What the other papers say this morning – 17 July 2013
FINANCIAL TIMES
Dell ultimatum as buyout vote looms
Michael Dell faces a last-minute ultimatum from some of his company’s biggest shareholders to raise his $24.4bn buyout offer or risk losing his attempt to regain control of PC maker Dell, say people close to the affair. Several large outside shareholders have told Michael Dell and private equity group Silver Lake they would reject the deal at a vote called for tomorrow unless the terms are sweetened. The opposition has prompted Dell’s board to consider delaying the shareholder vote on the deal rather than seeing it fail, these people said.
Brussels eyes assault on card fees
Lucrative fees to process card transactions are to be capped under a proposal by the European Union’s executive arm aiming to draw a line under a decade-long battle with payment groups such as Visa Europe and MasterCard.

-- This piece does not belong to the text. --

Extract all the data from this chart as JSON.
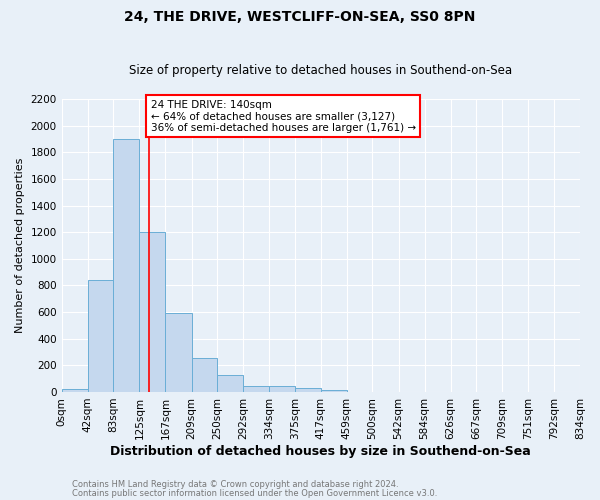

Pan-African bank’s boardroom battle
Ecobank Transnational (ETI), the bank that blazed a trail across African borders to build the continent’s most geographically diverse network, is locked in a boardroom battle over outstanding debts owed by businesses associated with its chairman, Kolapo Lawson.
THE TIMES
CBI attacks government over tax
Britain’s leading business group today turns on the government, attacking its stance on tax, rejecting its flagship infrastructure policy, and deriding any progress made in its attempts to restart the economy.
Water firms accused of profiteering
David Cameron will be confronted today over claims that “profiteering” water companies are doling out huge windfalls to their shareholders at the expense of consumers.
The Daily Telegraph
EU Mercedes ban moves closer
Some new vehicles produced by German carmaker Daimler cannot be sold or registered in the EU because they contain a banned coolant, the European Commission has said. EU norms demand that car makers use a cleaner R1234yf refrigerant, deemed less polluting.
Vodafone free to complete Kabel deal
Vodafone is free to complete a £9.1bn deal for German cable company, Kabel Deutschland, after rival bidder Liberty Global admitted defeat.
THE WALL STREET JOURNAL
Google pitches online TV service
Google has approached media companies about licensing their content for an internet TV service that would stream traditional TV programming, people familiar with the matter say.
As GM’s Opel Shrinks, Ford gets lift
Ford registrations rose 6.9 per cent in June from a year earlier compared with a 7.2 per cent combined decline that month for GM’s Adam Opel and Vauxhall brand registrations, greater than the 6.3 per cent contraction in Europe as a whole.